Welcher Fehler beim Begründen am häufigsten begangen wird und wie Sie für Ihre Praxis einen individuellen Begründungskatalog erstellen, schildert unsere Abrechnungsexpertin Christine Baumeister-Henning.
Inhalt
- Der häufigste Fehler beim Begründen
- Anamnese des Patienten
- Besonderheiten des Patienten
- Auch Angstpatienten erfordern besondere Vorgehensweisen
- Leitfrage: „Was war anders?“
- Vom zahnärztlichen Sachverstand profitieren
- Beispiel
- Wichtiger Hinweis
- Die Autorin
Der Zahnarzt ist gemäß § 5 Abs. 2 GOZ verpflichtet, jede seiner Leistungen zu bemessen und in einem Gebührenrahmen von Faktor 1,0 bis 3,5 zu bewerten.
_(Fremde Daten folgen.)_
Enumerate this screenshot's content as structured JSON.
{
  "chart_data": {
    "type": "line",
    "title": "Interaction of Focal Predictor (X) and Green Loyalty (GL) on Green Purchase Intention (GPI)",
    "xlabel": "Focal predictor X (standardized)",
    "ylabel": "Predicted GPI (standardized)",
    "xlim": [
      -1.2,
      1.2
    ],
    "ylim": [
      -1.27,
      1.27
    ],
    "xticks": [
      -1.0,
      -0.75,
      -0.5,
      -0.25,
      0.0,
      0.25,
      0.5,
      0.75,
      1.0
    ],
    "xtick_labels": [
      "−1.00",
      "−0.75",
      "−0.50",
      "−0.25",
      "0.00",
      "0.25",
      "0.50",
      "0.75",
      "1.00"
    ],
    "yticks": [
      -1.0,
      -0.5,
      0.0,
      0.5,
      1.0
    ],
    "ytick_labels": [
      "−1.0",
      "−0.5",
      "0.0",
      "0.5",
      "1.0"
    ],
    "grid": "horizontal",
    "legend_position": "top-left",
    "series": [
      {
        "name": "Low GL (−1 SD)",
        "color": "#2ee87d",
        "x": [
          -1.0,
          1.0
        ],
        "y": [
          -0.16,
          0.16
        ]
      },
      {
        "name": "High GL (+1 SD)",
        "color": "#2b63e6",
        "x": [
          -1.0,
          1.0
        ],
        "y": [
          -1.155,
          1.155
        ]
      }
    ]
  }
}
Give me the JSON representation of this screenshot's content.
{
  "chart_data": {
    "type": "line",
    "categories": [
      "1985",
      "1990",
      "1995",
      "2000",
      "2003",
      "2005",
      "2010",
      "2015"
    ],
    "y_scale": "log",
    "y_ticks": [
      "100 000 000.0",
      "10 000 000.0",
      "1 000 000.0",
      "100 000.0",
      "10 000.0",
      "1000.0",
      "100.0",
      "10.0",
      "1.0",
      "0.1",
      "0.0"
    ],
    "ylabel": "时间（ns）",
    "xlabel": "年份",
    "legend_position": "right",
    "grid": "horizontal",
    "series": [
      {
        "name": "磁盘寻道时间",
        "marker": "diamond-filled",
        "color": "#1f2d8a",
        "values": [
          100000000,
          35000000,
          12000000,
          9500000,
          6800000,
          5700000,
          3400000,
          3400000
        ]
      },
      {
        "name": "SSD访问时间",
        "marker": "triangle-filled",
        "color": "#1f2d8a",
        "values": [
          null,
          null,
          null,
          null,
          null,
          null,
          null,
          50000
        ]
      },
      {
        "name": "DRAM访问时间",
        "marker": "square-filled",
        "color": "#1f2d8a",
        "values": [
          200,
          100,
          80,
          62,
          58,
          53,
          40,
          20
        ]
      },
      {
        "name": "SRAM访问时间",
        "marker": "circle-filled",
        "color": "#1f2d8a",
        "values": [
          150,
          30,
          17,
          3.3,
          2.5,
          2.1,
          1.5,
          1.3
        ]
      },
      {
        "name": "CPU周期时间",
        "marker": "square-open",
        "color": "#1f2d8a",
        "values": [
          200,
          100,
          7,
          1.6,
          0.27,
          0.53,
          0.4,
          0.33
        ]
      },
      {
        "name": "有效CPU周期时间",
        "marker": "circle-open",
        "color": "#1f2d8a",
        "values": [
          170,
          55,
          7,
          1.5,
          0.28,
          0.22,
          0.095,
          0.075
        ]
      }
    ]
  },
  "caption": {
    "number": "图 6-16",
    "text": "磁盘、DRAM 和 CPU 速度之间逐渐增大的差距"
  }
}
Der 2,3fache Steigerungssatz bildet hierbei eine Leistung mit durchschnittlicher Schwierigkeit und durchschnittlichem Zeitaufwand ab. Bei der Bemessung der Gebühr sind die folgenden Bemessungskriterien heranzuziehen:
- Zeitaufwand der einzelnen Leistung
- Schwierigkeit der einzelnen Leistung
- Umstände bei der Ausführung der einzelnen Leistung
- Schwierigkeit des Krankheitsfalles
Der häufigste Fehler beim Begründen
Als Begründung oder Rechtfertigung wird die Darlegung von Gründen für eine These verstanden. Für die zahnärztliche Honorarforderung übersetzt bedeutet dies Folgendes: Der Zahnarzt behauptet mit seiner Honorarforderung, seine Leistung sei überdurchschnittlich zeitaufwändig oder schwierig gewesen. Mit der abgegebenen Begründung muss er den Beweis für die Berechtigung seiner Honorarforderung erbringen.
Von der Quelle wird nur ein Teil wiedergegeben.